Deputy Mike took a deep breath. “We’re not sure yet. Somewhere between two and three million. It might be more—they’re still figuring it out. He’s been running this scam for about ten years. That’s enough time to do quite a bit of damage.”

I envisioned a circle of greed like a roundabout or a Ferris wheel going faster and faster until people couldn’t hold on anymore and got flung off, tossed aside and left broken. No one was safe from the force of that spin; not my father, not Claude, no one.

“There is one thing,” said my mother. “But I don’t think it’ll give you much more. You’d probably find it on your own.”

“That’s all right. Everything helps at this point.”

She rose, and we followed her as she ascended the stairs to the third floor, into her bedroom. There were a few uniformed men inspecting the dresser drawers, checking the mattress, rifling through the clothing in the closet. The men stopped when we entered. Without a word, she went into the walk-in closet. An agent stepped aside. At the far back, she went down to her knees, almost as if to pray, and reached into the forest of coats and dresses, pushing them aside. She pulled up part of the carpet that had been cut, revealing a hidden compartment.

“I found it when I was cleaning,” she said, meeting my eyes, and I remembered that long-ago day when she’d been searching for her notebook, frantic to find it one moment, then ordering me out of the room the next.

Deputy Mike opened the compartment and pulled out a stack of documents. I saw the first page, I saw the written notes, and I knew even without reading it that it was written in my father’s handwriting, that my father’s name and Claude’s name were there.

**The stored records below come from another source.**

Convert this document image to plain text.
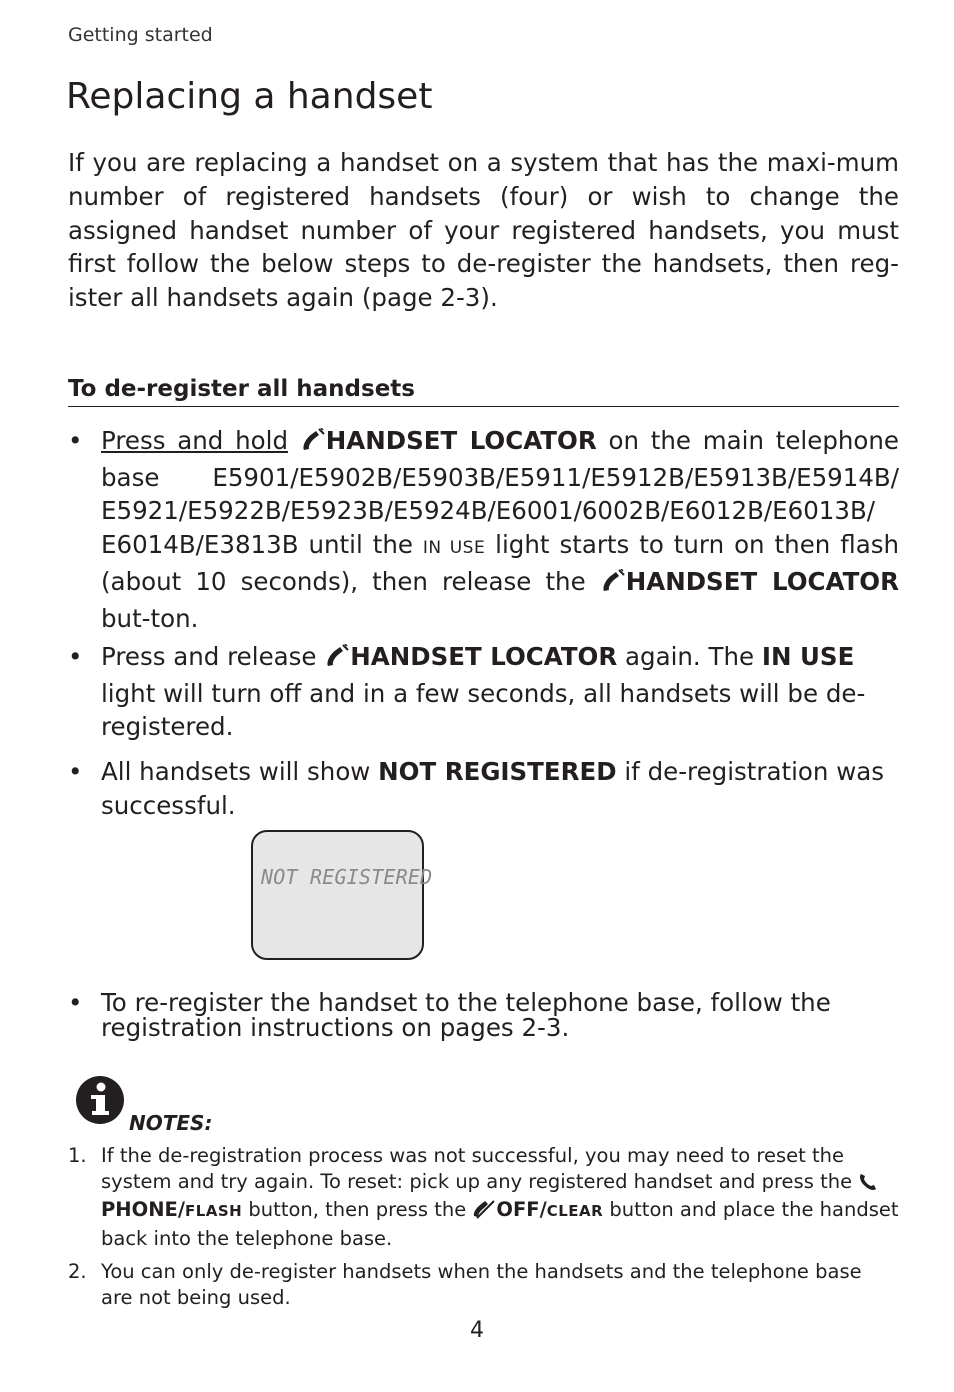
Getting started
Replacing a handset

If you are replacing a handset on a system that has the maxi-mum number of registered handsets (four) or wish to change the assigned handset number of your registered handsets, you must first follow the below steps to de-register the handsets, then reg-ister all handsets again (page 2-3).

To de-register all handsets
• Press and hold HANDSET LOCATOR on the main telephone base E5901/E5902B/E5903B/E5911/E5912B/E5913B/E5914B/ E5921/E5922B/E5923B/E5924B/E6001/6002B/E6012B/E6013B/ E6014B/E3813B until the IN USE light starts to turn on then flash (about 10 seconds), then release the HANDSET LOCATOR but-ton.
• Press and release HANDSET LOCATOR again. The IN USE light will turn off and in a few seconds, all handsets will be de-registered.
• All handsets will show NOT REGISTERED if de-registration was successful.
• To re-register the handset to the telephone base, follow the registration instructions on pages 2-3.
NOT REGISTERED
NOTES:
1. If the de-registration process was not successful, you may need to reset the system and try again. To reset: pick up any registered handset and press the PHONE/FLASH button, then press the OFF/CLEAR button and place the handset back into the telephone base.
2. You can only de-register handsets when the handsets and the telephone base are not being used.
4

My mother gathered her dress to her body, as if she didn’t want any part of her, even her clothing, to touch anything else. When she eased out of the closet, I took her hand.

“I hope it helps,” she said.

He turned his head to speak into his walkie-talkie. I heard his voice echo throughout the room, throughout the house. He ordered the carpets pulled up and the walls checked; he said, “Knock them down if you have to.”

It was strange to think of Claude tucking money into
every hole in the Cake House. I visualized him sneaking around at night with bags of cash, searching for unlikely and obscure hiding places. Had that been my father’s suggestion? Or perhaps the idea came from the ghost, whispering in Claude’s ear. But that was who Claude was, a man who hides.

WHEN THEY LIFTED THE CARPET
in the third-floor bedroom, they discovered a second hidden cubbyhole by the bed, beneath the floorboards, that held more cash. They found a safe hidden behind the new drywall in the darkroom. It took them all day to crack it open, but eventually they did. The safe held evidence of bribes and false SEC filings and computer disks. A thorough search of the house revealed more hiding places: in the second-floor bathroom under the sink, in Alex’s room underneath his bed.

The closets were molested, bookshelves left ruffled and flustered, bedclothes stripped, leaving shamed, naked mattresses. Officers picked through every drawer and every cabinet, upended every vase big or small, went through each room until all of Claude’s secrets were revealed. They found my mother’s notebook, still wrapped in its plastic, underneath their bed. They tore the plastic off, flipped through its pages. Already so fragile, the pages came loose, scattering across my mother’s mattress. I collected all the pages and put it back together again.

That night, I slept with my mother in the unfamiliar darkness of her bedroom, in the bed she had shared with Claude. They had made love in that bed. They had held each other. Next to me, she lay taut and rigid on her back, sometimes with her eyes closed, sometimes with her eyes
open. Her breath was even, steady, a constant metronome in the shadows.

“Is it wrong?” she said in the darkness. “Is it wrong that I can’t cry for Claude?”

I took her hand and lay on my back to stare at the ceiling with her.

“Maybe, in some ways, this is a blessing.” The words were spoken under her breath, like a prayer to some god she couldn’t ever believe in. “I don’t have a husband anymore. I don’t have a home. Nothing. Clean slate.”